Can we observe it today? Why wouldn't we? Can we not celebrate as YHWH asked of us?  What's so hard about holding the holy convocations on the 1st and last day of Sukkot, and dwelling in Sukkahs for the week to remember and be grateful for our bounty?  We also celebrate the birth of the Messiah which was on Sukkot.  Sure, observing the festival in Israel, in Jerusalem would be wonderful, but simply because we don't live there is absolutely no reason to deny that the celebration applies to us!

You friend says: "The Jews were not required to observe them while in captivity in Babylon"  Not true! The people were captive because of their failure to know YHWH and to live by His commandments.  It is not that they "were not required"; rather they could not!  They were oppressed. Yet many managed to hold dear what the Babylonians tried to take away and they continued to do the best they could to accept their condition and obey to the best of their ability.  Jews in concentration camps in WWII were also prevented from their Holy observances, but they did the best they could.

Your friend went on: "We keep the Feasts in reality...removing leaven from our hearts....".  Oh really?  Assuming she understands that leaven (chametz) represents "sin", just how is she "keeping the Feasts in reality" by saying she is removing the leaven from her heart?  How does she measure leaven (sin)?  Is "sin" what SHE defines it to be?  If so, she is wrong because sin is transgression of Torah.  Period. (1 John 3:4). So if you deny the Feasts, and you deny the other parts of the Torah which still apply to you, then you have no measure of "sin".  One's own definition of "sin" won't cut it.

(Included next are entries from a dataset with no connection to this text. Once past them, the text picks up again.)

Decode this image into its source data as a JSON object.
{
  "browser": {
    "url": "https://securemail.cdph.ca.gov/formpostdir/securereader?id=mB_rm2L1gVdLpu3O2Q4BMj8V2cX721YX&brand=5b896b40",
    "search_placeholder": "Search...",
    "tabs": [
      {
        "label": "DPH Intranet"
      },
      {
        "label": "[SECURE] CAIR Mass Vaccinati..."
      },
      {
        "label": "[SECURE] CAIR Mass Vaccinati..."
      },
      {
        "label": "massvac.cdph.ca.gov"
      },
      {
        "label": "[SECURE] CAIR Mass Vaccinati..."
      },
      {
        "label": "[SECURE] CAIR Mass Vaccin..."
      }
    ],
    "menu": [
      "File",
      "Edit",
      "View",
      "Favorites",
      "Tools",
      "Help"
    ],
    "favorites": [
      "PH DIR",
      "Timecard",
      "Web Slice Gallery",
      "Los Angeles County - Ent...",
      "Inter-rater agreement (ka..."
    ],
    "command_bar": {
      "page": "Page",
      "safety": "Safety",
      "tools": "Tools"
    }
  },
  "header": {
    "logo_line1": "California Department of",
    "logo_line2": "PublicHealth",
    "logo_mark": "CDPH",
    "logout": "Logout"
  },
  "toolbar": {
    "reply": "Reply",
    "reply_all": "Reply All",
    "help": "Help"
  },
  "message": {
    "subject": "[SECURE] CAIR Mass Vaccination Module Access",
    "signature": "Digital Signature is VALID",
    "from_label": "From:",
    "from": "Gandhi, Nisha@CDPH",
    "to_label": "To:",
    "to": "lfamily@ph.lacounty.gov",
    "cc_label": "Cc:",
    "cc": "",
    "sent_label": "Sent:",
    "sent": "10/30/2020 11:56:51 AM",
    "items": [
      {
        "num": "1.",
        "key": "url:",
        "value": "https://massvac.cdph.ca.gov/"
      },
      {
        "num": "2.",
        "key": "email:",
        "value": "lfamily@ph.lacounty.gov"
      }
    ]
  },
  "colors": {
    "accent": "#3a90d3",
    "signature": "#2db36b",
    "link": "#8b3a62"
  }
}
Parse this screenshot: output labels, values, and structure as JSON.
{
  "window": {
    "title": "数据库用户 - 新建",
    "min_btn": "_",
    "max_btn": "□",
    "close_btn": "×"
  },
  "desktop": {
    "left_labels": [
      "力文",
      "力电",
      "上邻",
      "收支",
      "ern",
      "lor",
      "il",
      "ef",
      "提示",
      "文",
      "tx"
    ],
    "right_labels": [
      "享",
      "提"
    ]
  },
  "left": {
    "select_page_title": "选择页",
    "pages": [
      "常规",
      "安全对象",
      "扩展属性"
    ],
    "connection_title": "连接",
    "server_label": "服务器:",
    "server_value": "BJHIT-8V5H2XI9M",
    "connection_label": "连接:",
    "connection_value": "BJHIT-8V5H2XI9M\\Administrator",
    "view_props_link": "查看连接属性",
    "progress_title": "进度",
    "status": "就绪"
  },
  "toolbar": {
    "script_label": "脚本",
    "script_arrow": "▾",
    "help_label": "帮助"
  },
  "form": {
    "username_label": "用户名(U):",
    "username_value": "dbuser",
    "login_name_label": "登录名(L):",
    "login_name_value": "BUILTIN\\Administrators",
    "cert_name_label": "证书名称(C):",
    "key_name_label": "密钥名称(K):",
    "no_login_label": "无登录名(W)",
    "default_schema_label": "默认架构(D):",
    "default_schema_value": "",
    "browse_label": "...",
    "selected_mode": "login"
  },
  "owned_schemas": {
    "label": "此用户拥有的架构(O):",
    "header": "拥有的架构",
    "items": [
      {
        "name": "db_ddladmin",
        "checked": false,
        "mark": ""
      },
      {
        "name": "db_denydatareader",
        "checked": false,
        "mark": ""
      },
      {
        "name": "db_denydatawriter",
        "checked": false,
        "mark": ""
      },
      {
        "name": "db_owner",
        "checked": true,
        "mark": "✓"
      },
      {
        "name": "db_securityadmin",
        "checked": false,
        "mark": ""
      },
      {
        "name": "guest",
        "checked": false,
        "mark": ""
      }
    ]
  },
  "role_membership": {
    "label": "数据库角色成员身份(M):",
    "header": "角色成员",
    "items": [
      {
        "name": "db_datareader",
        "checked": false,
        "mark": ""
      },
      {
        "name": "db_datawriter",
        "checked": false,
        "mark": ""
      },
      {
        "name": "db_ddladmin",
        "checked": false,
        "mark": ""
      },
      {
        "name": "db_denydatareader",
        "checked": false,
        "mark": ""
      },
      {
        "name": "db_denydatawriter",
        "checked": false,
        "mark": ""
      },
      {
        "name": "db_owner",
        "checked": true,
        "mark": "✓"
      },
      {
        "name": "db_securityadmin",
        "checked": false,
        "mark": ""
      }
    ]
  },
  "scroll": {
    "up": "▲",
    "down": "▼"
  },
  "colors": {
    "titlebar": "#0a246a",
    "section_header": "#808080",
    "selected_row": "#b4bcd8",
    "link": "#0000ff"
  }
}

And one more point to make: Your friend, and these horrible websites which deny our responsibility to obey Torah today, have simply not understood the simplicity of all that YHWH asks of us.  Please read the following verses: 

"So now, Isra'el, all that Adonai your God asks from you is to fear Adonai your God, follow all his ways, love him and serve Adonai your God with all your heart and all your being; to obey, for your own good, the mitzvot and regulations of Adonai which I am giving you today. See, the sky, the heaven beyond the sky, the earth and everything on it all belong to Adonai your God. Only Adonai took enough pleasure in your ancestors to love them and choose their descendants after them — yourselves — above all peoples, as he still does today." 

That's Deuteronomy 10:12-14.  Do not we live on the earth, which belongs to YHWH?  Ask your friend, how is denying the Feasts on grounds that "we can't observe them to a "T", "following all his ways, loving him and serving Adonai with all your heart and all your being"?  I suspect she won't be able to answer.


  1. I appreciate you taking the question and your transparency about the ministry that 'do not like' you. Your opening quote is appropriate: "One convinced against their will is of the same opinion still." One does not have to spend much time at that site to be TOTALLY confused. Thanks for the contrast.
    I appreciate you speaking in clear and concise words: " Here are the permanent appointments with YHWH: Weekly Shabbat: Exodus 31:13-17; Pesach: Exodus 12:14; 12:24; First Fruits: Leviticus 23:10; 23:14; Feast of Unleavened Bread: Exodus 12:15-20; Shavuot: Leviticus 23:21; Yom Teruah/Yom Kippur/Sukkot: Leviticus 16:29-31; 16:34; 23:31; Leviticus 23:41" That, I can understand.